In the trailer, Rouland waded slowly, maneuvered the floating mattress to the door, opened it, and floated Mrs. Dingeman out of the trailer still on the air mattress.
With refugees hoisted from the old rooftop, Pfeiffer returned to the trailer, flying around trees and between poles once more, picked up the woman and Rouland.
The two pilots making alternate flights through the night rescued thirty-two adults, eighteen children, two dogs, a kitten, two teddy bears, and five dolls. Bedraggled survivors, some clutching children were lifted from treetops where there was a danger of tangling the rescue basket and hoist cable. A man was snatched from atop a power pole where he tied himself with broken wires. A naked woman, her nightdress ripped away by the rushing water, was rescued from an attic dormer. Three children were hoisted from a rooftop where nearby still stood a wooden cut-out of Santa Claus on his sled drawn by eight reindeer.
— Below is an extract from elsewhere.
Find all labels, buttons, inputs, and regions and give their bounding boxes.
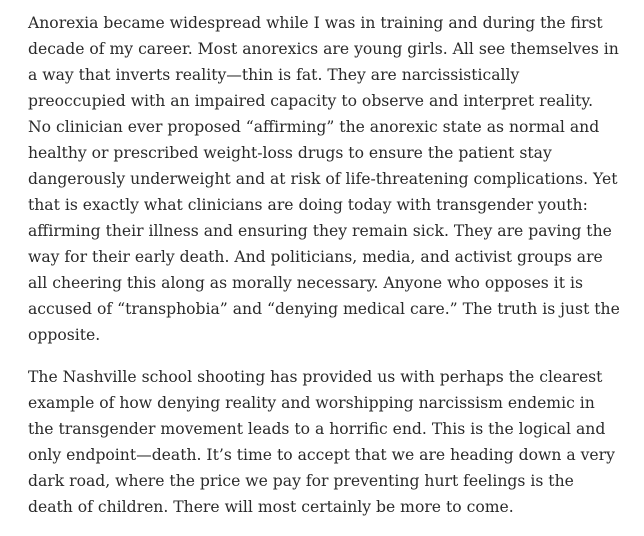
article-body xyxy=(28,10,620,536)
article-paragraph-1: Anorexia became widespread while I was in training and during the first decade of my career. Most anorexics are young girls. All see themselves in a way that inverts reality—thin is fat. They are narcissistically preoccupied with an impaired capacity to observe and interpret reality. No clinician ever proposed “affirming” the anorexic state as normal and healthy or prescribed weight-loss drugs to ensure the patient stay dangerously underweight and at risk of life-threatening complications. Yet that is exactly what clinicians are doing today with transgender youth: affirming their illness and ensuring they remain sick. They are paving the way for their early death. And politicians, media, and activist groups are all cheering this along as morally necessary. Anyone who opposes it is accused of “transphobia” and “denying medical care.” The truth is just the opposite. xyxy=(28,14,620,344)
article-paragraph-2: The Nashville school shooting has provided us with perhaps the clearest example of how denying reality and worshipping narcissism endemic in the transgender movement leads to a horrific end. This is the logical and only endpoint—death. It’s time to accept that we are heading down a very dark road, where the price we pay for preventing hurt feelings is the death of children. There will most certainly be more to come. xyxy=(28,368,615,516)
Pfeiffer continued flying their single helicopter alternating pilot duties with Thometz throughout the day with until near sunset Christmas Eve until they extracted the last saddened and sodden survivors from the deluged city. In twenty-nine continuous hours of flying, Pfeiffer and Thometz rescued 138 people. When Pfeiffer returned to San Francisco late on Christmas Eve, his limbs were swollen and joints stiff. He was awakened early Christmas morning by his young son shouting, “It’s Christmas, Daddy, it’s Christmas!”
Note: The flood gained national attention and was written about in Look, Life, Newsweek and Time magazines. It made the front page of the New York Times on December 25. Besides the devastation, the fact that it occurred during the Christmas season awakened the sympathy of the nation.
At the time of the Yuba City flood, there was still a debate within the Coast Guard over whether seaplanes or helicopters were better for rescue operations. Amazingly one helicopter and four outstanding aircrewmen changed the future of Coast Guard aviation. By 1960 the helicopter was on its way to becoming the primary rescue vehicle of Coast Guard aviation.